When longtime local residents talk about the heyday of the timber industry, they often mention the jobs that are no longer there. Today, as Oregon grapples with the threat of major wildfires every summer, a broad consensus has developed around the need to thin overgrown forests. Doing that on a large scale has the potential to provide new jobs in the woods.

State Sen. Jeff Golden, D-Ashland, has proposed building on the work now being done by Lomakatsi Restoration Project in the Ashland Watershed by creating a statewide youth corps that would pay teenagers to do forest clearing. Golden points out that the scope of Lomakatsi’s work is limited by a lack of resources. If funding can be found, expanding the work across Oregon could be one more piece of a coordinated strategy to restore forests.

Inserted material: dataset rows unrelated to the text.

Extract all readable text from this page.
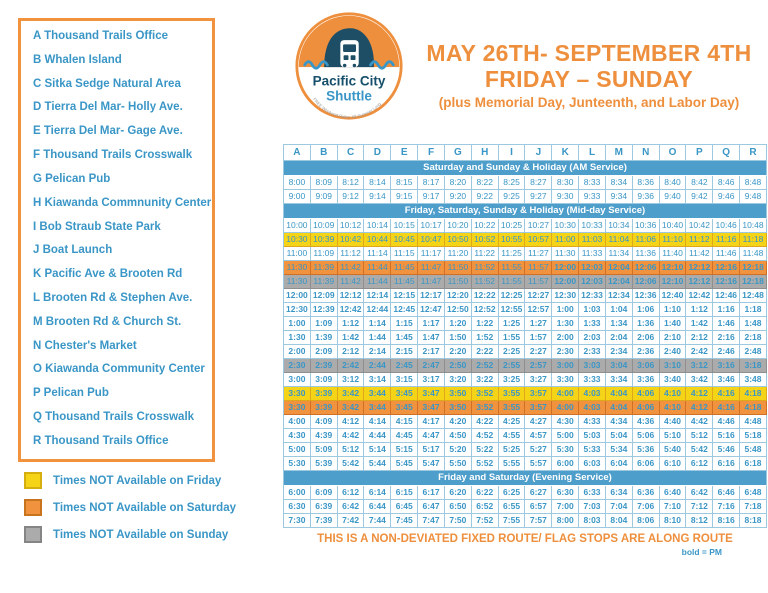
A Thousand Trails Office
B Whalen Island
C Sitka Sedge Natural Area
D Tierra Del Mar- Holly Ave.
E Tierra Del Mar- Gage Ave.
F Thousand Trails Crosswalk
G Pelican Pub
H Kiawanda Commnunity Center
I Bob Straub State Park
J Boat Launch
K Pacific Ave & Brooten Rd
L Brooten Rd & Stephen Ave.
M Brooten Rd & Church St.
N Chester's Market
O Kiawanda Community Center
P Pelican Pub
Q Thousand Trails Crosswalk
R Thousand Trails Office
Times NOT Available on Friday
Times NOT Available on Saturday
Times NOT Available on Sunday
Pacific City
Shuttle
FREE Weekend Rides, All Summer Long
MAY 26TH- SEPTEMBER 4TH
FRIDAY – SUNDAY
(plus Memorial Day, Junteenth, and Labor Day)
A	B	C	D	E	F	G	H	I	J	K	L	M	N	O	P	Q	R
Saturday and Sunday & Holiday (AM Service)
8:00	8:09	8:12	8:14	8:15	8:17	8:20	8:22	8:25	8:27	8:30	8:33	8:34	8:36	8:40	8:42	8:46	8:48
9:00	9:09	9:12	9:14	9:15	9:17	9:20	9:22	9:25	9:27	9:30	9:33	9:34	9:36	9:40	9:42	9:46	9:48
Friday, Saturday, Sunday & Holiday (Mid-day Service)
10:00 10:09 10:12 10:14 10:15 10:17 10:20 10:22 10:25 10:27 10:30 10:33 10:34 10:36 10:40 10:42 10:46 10:48
10:30 10:39 10:42 10:44 10:45 10:47 10:50 10:52 10:55 10:57 11:00 11:03 11:04 11:06 11:10 11:12 11:16 11:18
11:00 11:09 11:12 11:14 11:15 11:17 11:20 11:22 11:25 11:27 11:30 11:33 11:34 11:36 11:40 11:42 11:46 11:48
11:30 11:39 11:42 11:44 11:45 11:47 11:50 11:52 11:55 11:57 12:00 12:03 12:04 12:06 12:10 12:12 12:16 12:18
11:30 11:39 11:42 11:44 11:45 11:47 11:50 11:52 11:55 11:57 12:00 12:03 12:04 12:06 12:10 12:12 12:16 12:18
12:00 12:09 12:12 12:14 12:15 12:17 12:20 12:22 12:25 12:27 12:30 12:33 12:34 12:36 12:40 12:42 12:46 12:48
12:30 12:39 12:42 12:44 12:45 12:47 12:50 12:52 12:55 12:57 1:00	1:03	1:04	1:06	1:10	1:12	1:16	1:18
1:00	1:09	1:12	1:14	1:15	1:17	1:20	1:22	1:25	1:27	1:30	1:33	1:34	1:36	1:40	1:42	1:46	1:48
1:30	1:39	1:42	1:44	1:45	1:47	1:50	1:52	1:55	1:57	2:00	2:03	2:04	2:06	2:10	2:12	2:16	2:18
2:00	2:09	2:12	2:14	2:15	2:17	2:20	2:22	2:25	2:27	2:30	2:33	2:34	2:36	2:40	2:42	2:46	2:48
2:30	2:39	2:42	2:44	2:45	2:47	2:50	2:52	2:55	2:57	3:00	3:03	3:04	3:06	3:10	3:12	3:16	3:18
3:00	3:09	3:12	3:14	3:15	3:17	3:20	3:22	3:25	3:27	3:30	3:33	3:34	3:36	3:40	3:42	3:46	3:48
3:30	3:39	3:42	3:44	3:45	3:47	3:50	3:52	3:55	3:57	4:00	4:03	4:04	4:06	4:10	4:12	4:16	4:18
3:30	3:39	3:42	3:44	3:45	3:47	3:50	3:52	3:55	3:57	4:00	4:03	4:04	4:06	4:10	4:12	4:16	4:18
4:00	4:09	4:12	4:14	4:15	4:17	4:20	4:22	4:25	4:27	4:30	4:33	4:34	4:36	4:40	4:42	4:46	4:48
4:30	4:39	4:42	4:44	4:45	4:47	4:50	4:52	4:55	4:57	5:00	5:03	5:04	5:06	5:10	5:12	5:16	5:18
5:00	5:09	5:12	5:14	5:15	5:17	5:20	5:22	5:25	5:27	5:30	5:33	5:34	5:36	5:40	5:42	5:46	5:48
5:30	5:39	5:42	5:44	5:45	5:47	5:50	5:52	5:55	5:57	6:00	6:03	6:04	6:06	6:10	6:12	6:16	6:18
Friday and Saturday (Evening Service)
6:00	6:09	6:12	6:14	6:15	6:17	6:20	6:22	6:25	6:27	6:30	6:33	6:34	6:36	6:40	6:42	6:46	6:48
6:30	6:39	6:42	6:44	6:45	6:47	6:50	6:52	6:55	6:57	7:00	7:03	7:04	7:06	7:10	7:12	7:16	7:18
7:30	7:39	7:42	7:44	7:45	7:47	7:50	7:52	7:55	7:57	8:00	8:03	8:04	8:06	8:10	8:12	8:16	8:18
THIS IS A NON-DEVIATED FIXED ROUTE/ FLAG STOPS ARE ALONG ROUTE
bold = PM
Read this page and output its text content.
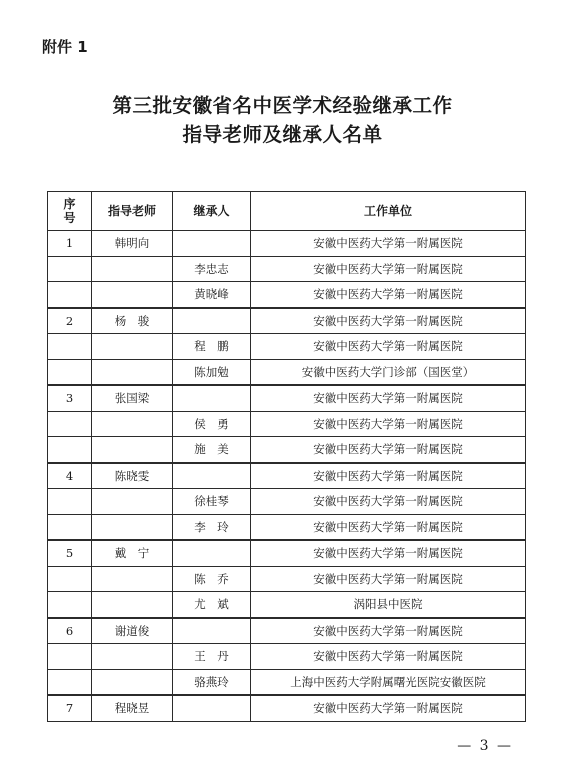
附件 1
第三批安徽省名中医学术经验继承工作
指导老师及继承人名单
序
号	指导老师	继承人	工作单位
1	韩明向		安徽中医药大学第一附属医院
		李忠志	安徽中医药大学第一附属医院
		黄晓峰	安徽中医药大学第一附属医院
2	杨　骏		安徽中医药大学第一附属医院
		程　鹏	安徽中医药大学第一附属医院
		陈加勉	安徽中医药大学门诊部（国医堂）
3	张国梁		安徽中医药大学第一附属医院
		侯　勇	安徽中医药大学第一附属医院
		施　美	安徽中医药大学第一附属医院
4	陈晓雯		安徽中医药大学第一附属医院
		徐桂琴	安徽中医药大学第一附属医院
		李　玲	安徽中医药大学第一附属医院
5	戴　宁		安徽中医药大学第一附属医院
		陈　乔	安徽中医药大学第一附属医院
		尤　斌	涡阳县中医院
6	谢道俊		安徽中医药大学第一附属医院
		王　丹	安徽中医药大学第一附属医院
		骆燕玲	上海中医药大学附属曙光医院安徽医院
7	程晓昱		安徽中医药大学第一附属医院
— 3 —
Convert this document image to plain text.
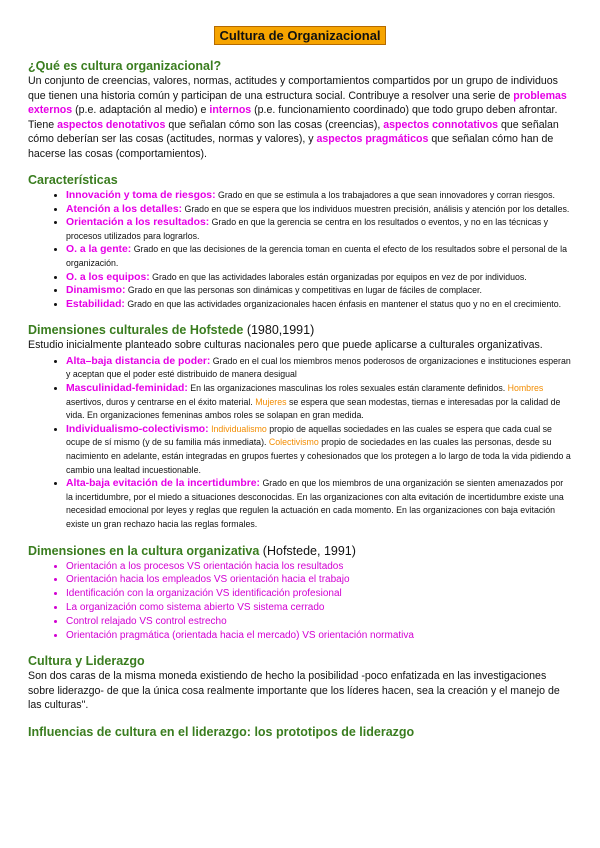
Cultura de Organizacional
¿Qué es cultura organizacional?

Un conjunto de creencias, valores, normas, actitudes y comportamientos compartidos por un grupo de individuos que tienen una historia común y participan de una estructura social. Contribuye a resolver una serie de problemas externos (p.e. adaptación al medio) e internos (p.e. funcionamiento coordinado) que todo grupo deben afrontar. Tiene aspectos denotativos que señalan cómo son las cosas (creencias), aspectos connotativos que señalan cómo deberían ser las cosas (actitudes, normas y valores), y aspectos pragmáticos que señalan cómo han de hacerse las cosas (comportamientos).

Características
• Innovación y toma de riesgos: Grado en que se estimula a los trabajadores a que sean innovadores y corran riesgos.
• Atención a los detalles: Grado en que se espera que los individuos muestren precisión, análisis y atención por los detalles.
• Orientación a los resultados: Grado en que la gerencia se centra en los resultados o eventos, y no en las técnicas y procesos utilizados para lograrlos.
• O. a la gente: Grado en que las decisiones de la gerencia toman en cuenta el efecto de los resultados sobre el personal de la organización.
• O. a los equipos: Grado en que las actividades laborales están organizadas por equipos en vez de por individuos.
• Dinamismo: Grado en que las personas son dinámicas y competitivas en lugar de fáciles de complacer.
• Estabilidad: Grado en que las actividades organizacionales hacen énfasis en mantener el status quo y no en el crecimiento.
Dimensiones culturales de Hofstede (1980,1991)

Estudio inicialmente planteado sobre culturas nacionales pero que puede aplicarse a culturales organizativas.

• Alta–baja distancia de poder: Grado en el cual los miembros menos poderosos de organizaciones e instituciones esperan y aceptan que el poder esté distribuido de manera desigual
• Masculinidad-feminidad: En las organizaciones masculinas los roles sexuales están claramente definidos. Hombres asertivos, duros y centrarse en el éxito material. Mujeres se espera que sean modestas, tiernas e interesadas por la calidad de vida. En organizaciones femeninas ambos roles se solapan en gran medida.
• Individualismo-colectivismo: Individualismo propio de aquellas sociedades en las cuales se espera que cada cual se ocupe de sí mismo (y de su familia más inmediata). Colectivismo propio de sociedades en las cuales las personas, desde su nacimiento en adelante, están integradas en grupos fuertes y cohesionados que los protegen a lo largo de toda la vida pidiendo a cambio una lealtad incuestionable.
• Alta-baja evitación de la incertidumbre: Grado en que los miembros de una organización se sienten amenazados por la incertidumbre, por el miedo a situaciones desconocidas. En las organizaciones con alta evitación de incertidumbre existe una necesidad emocional por leyes y reglas que regulen la actuación en cada momento. En las organizaciones con baja evitación existe un gran rechazo hacia las reglas formales.
Dimensiones en la cultura organizativa (Hofstede, 1991)
• Orientación a los procesos VS orientación hacia los resultados
• Orientación hacia los empleados VS orientación hacia el trabajo
• Identificación con la organización VS identificación profesional
• La organización como sistema abierto VS sistema cerrado
• Control relajado VS control estrecho
• Orientación pragmática (orientada hacia el mercado) VS orientación normativa
Cultura y Liderazgo

Son dos caras de la misma moneda existiendo de hecho la posibilidad -poco enfatizada en las investigaciones sobre liderazgo- de que la única cosa realmente importante que los líderes hacen, sea la creación y el manejo de las culturas".

Influencias de cultura en el liderazgo: los prototipos de liderazgo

Other groups are pursuing a similar path. The Southern Oregon Forest Restoration Collaborative — Lomakatsi Executive Director Marko Bey is president of the board — has called for an ambitious effort to restore federal forests in the Rogue Basin.

Forest industry work employed 80,000 Oregonians in the 1970s. By 2017, that number had dropped by 60 percent, according to the Oregon Office of Economic Analysis.

For a variety of reasons, bringing back 50,000 jobs is not realistic. Environmental limits on timber harvests and increased automation both took a toll.

But forest restoration work now has the potential to address the issue of wildfires while providing jobs in the process. All that’s lacking is the will to make it happen.